Einseitige Anfälle

Nach einer schlechten Nacht (zu den zur Zeit üblichen ca. 4 starken Anfällen mit nachfolgendem Jammern kam ja gestern die allgemeine Unruhe) haben wir Saskia heute Morgen trotzdem zur Schule gebracht – außer der „normalen“ Matschigkeit hatte sie keine Probleme, auch eine sicherheitshalber durchgeführte Temperaturmessung ergab nichts.

Gegen halb zwei dann rief mich die beste aller Ehefrauen an, die Schule hätte sie angerufen, Saskia hätte einen Anfall nach dem anderen … Eine Stunde später dann die Bitte, Saskia abzuholen – sie schliefe jetzt zwar, aber die vielen Anfälle … Bloß gut, dass auf den P+R-Parkplätzen heute früh alles voll war, und es das Ökoferkel in mir besonders einfach hatte, mich zu überreden, mit dem Auto bis zur Arbeit zu fahren – auf diese Weise war ich dann nur eine Viertelstunde entfernt.

Als ich kam, schlief Saskia, und ich bekam Geschichten über hässliche Anfälle zu hören. Im Prinzip nichts wirklich Dramatisches – tonische bzw. tonisch-klonische Wachanfälle halt. Aber zu einem sind die zur Zeit sind die ja doch unüblich, zum anderen hatte ich wieder den Eindruck, dass die Lehrerin und Erzieherin eher wenig eigene Erfahrung mit dieser Art Krankheit haben – insbesondere Letztere machte einen recht mitgenommenen Eindruck.

Zwei wirklich spannende Aussagen allerdings gab es. Zum einen ging es Saskia nach der Buccolam-Gabe (dem hatte die beste aller Ehefrauen nach dem ersten Anruf der Schule zugestimmt) schlechter: Das Medikament hatte sie bekommen, um die vielen Myoklonien und Absencen zu beenden, danach kamen dann aber plötzlich die tonisch-klonischen Anfälle. Autsch! Nun ist nicht gesagt, dass es da einen Zusammenhang gibt, aber in Anbetracht dessen, dass wir sowieso nicht so sicher sind, wie bzw. wie gut das Buccolam tatsächlich wirkt, ist das auf jeden Fall einer strengeren Beobachtung wert …

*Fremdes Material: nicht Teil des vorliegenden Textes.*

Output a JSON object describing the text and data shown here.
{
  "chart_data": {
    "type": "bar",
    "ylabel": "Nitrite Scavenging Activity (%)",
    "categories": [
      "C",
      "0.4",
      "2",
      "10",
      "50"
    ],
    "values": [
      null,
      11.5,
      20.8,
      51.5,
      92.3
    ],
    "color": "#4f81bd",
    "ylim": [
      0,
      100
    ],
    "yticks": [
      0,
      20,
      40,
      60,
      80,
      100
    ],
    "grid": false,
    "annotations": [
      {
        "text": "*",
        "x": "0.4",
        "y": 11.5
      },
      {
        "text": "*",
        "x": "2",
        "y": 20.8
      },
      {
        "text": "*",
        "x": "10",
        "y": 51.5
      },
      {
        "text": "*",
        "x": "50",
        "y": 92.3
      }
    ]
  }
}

Die zweite spannende Aussage war, dass zwei der Anfälle einseitig waren: Saskia streckte nur ein Bein und einen Arm, statt dass wie sonst der ganze Körper steif wird. Das wiederum wäre eine komplett neue Art Anfall. Und dabei ist man nach 5 Jahren Epilepsie doch immer wieder versucht zu denken, man hätte nun alles gesehen … Nun habe ich zwar immer noch das Gefühl, dass wir – die Lehrerin/Erzieherin und ich – bei der Beschreibung der Anfallsarten nicht unbedingt eine gemeinsame Sprache sprechen – aber dieses Detail zumindest schien recht eindeutig.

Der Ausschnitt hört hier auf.